连续时域上的DP(Dynamic Programming)

首先考虑如下形式的优化问题:

\[\begin{aligned} &&\min J = h(x(t_f),t_f) + \int_{t_0}^{t_f}g(x(t), u(t), t)dt \\ &\text{subject to} \\ &&\dot{x} &= a(x, u, t) \\ &&x(t_0) &= x_0 \\ &&m(x(t_f), t_f) &= 0 \\ &&u(t) &\in \mathscr{U} \end{aligned} \tag{1}\]

其中$t_f$是终止时间,$t_0$是起始时间,$m(x(t_f),t_f)=0$是终止条件(可能不唯一,因为$m$的值域是一个向量),$\mathscr{U}$表示对于$u(t)$的约束。

这个问题的解决的最终形式是一个非线性偏微分方程(Nonlinear Partial Differential Equation),被称作Hamilton-Jacobi-Bellman方程(HJB),下面进行推导。

现在我们设$[t_0, t_f]$区间内的任意一个时间点$t$,我们考虑$[t,t_f]$这个区间内的代价函数,其中$\tau \in [t, t_f]$,那么有如下关系:

\[J(x(t), t, u(\tau)) = h(x(t_f), t_f) + \int_{t}^{t_f}g(x(\tau), u(\tau), \tau)d\tau \tag{2}\]

显然我们把区间$[t,t_f]$分成两个区间来考虑:$[t,t+\Delta t]$和$[t+\Delta t,t_f]$。如下:

\[\begin{aligned} \hat{J}(x(t), t) &= \underset{u(\tau)\in\mathscr{U},\tau\in[t, t_f]}{\min}J(x(t),t,u(\tau)) \\ &=\underset{u(\tau)\in\mathscr{U},\tau\in[t, t_f]}{\min}\left\{h(x(t_f), t_f)+\int_{t}^{t_f}g(x(\tau),u(\tau), \tau)d\tau\right\}\\ &=\underset{u(\tau)\in\mathscr{U},\tau\in[t, t_f]}{\min}\left\{h(x(t_f),t_f)+\int_{t}^{t+\Delta{t}}g(x(\tau), u(\tau),\tau)d\tau+\int_{t+\Delta{t}}^{t_f}g(x(\tau), u(\tau),\tau)d\tau\right\} \end{aligned} \tag{4}\]

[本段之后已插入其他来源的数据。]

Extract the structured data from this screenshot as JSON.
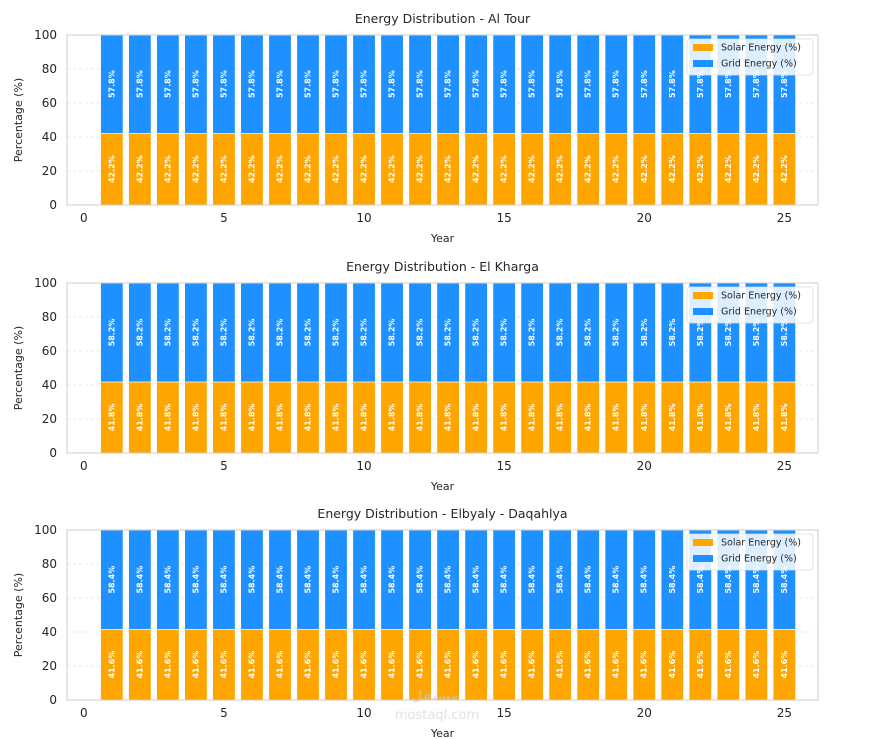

我们定义$[t+\Delta t,t_f]$范围内的最优代价函数:

\[\begin{aligned} \hat{J}(x(t+\Delta{t}), t+\Delta{t}) &=\underset{u(\tau)\in\mathscr{U},\tau\in[t+\Delta{t}, t_f]}{\min}\left\{h(x(t_f),t_f)+\int_{t+\Delta{t}}^{t_f}g(x(\tau), u(\tau),\tau)d\tau\right\} \end{aligned} \tag{5}\]

于是有:

\[\begin{aligned} \hat{J}(x(t), t) &=\underset{u(\tau)\in\mathscr{U},\tau\in[t, t+\Delta{t}]}{\min}\left\{\int_{t}^{t+\Delta{t}}g(x(\tau), u(\tau),\tau)d\tau+\hat{J}(x(t+\Delta{t}), t+\Delta{t}) \right\} \end{aligned} \tag{6}\]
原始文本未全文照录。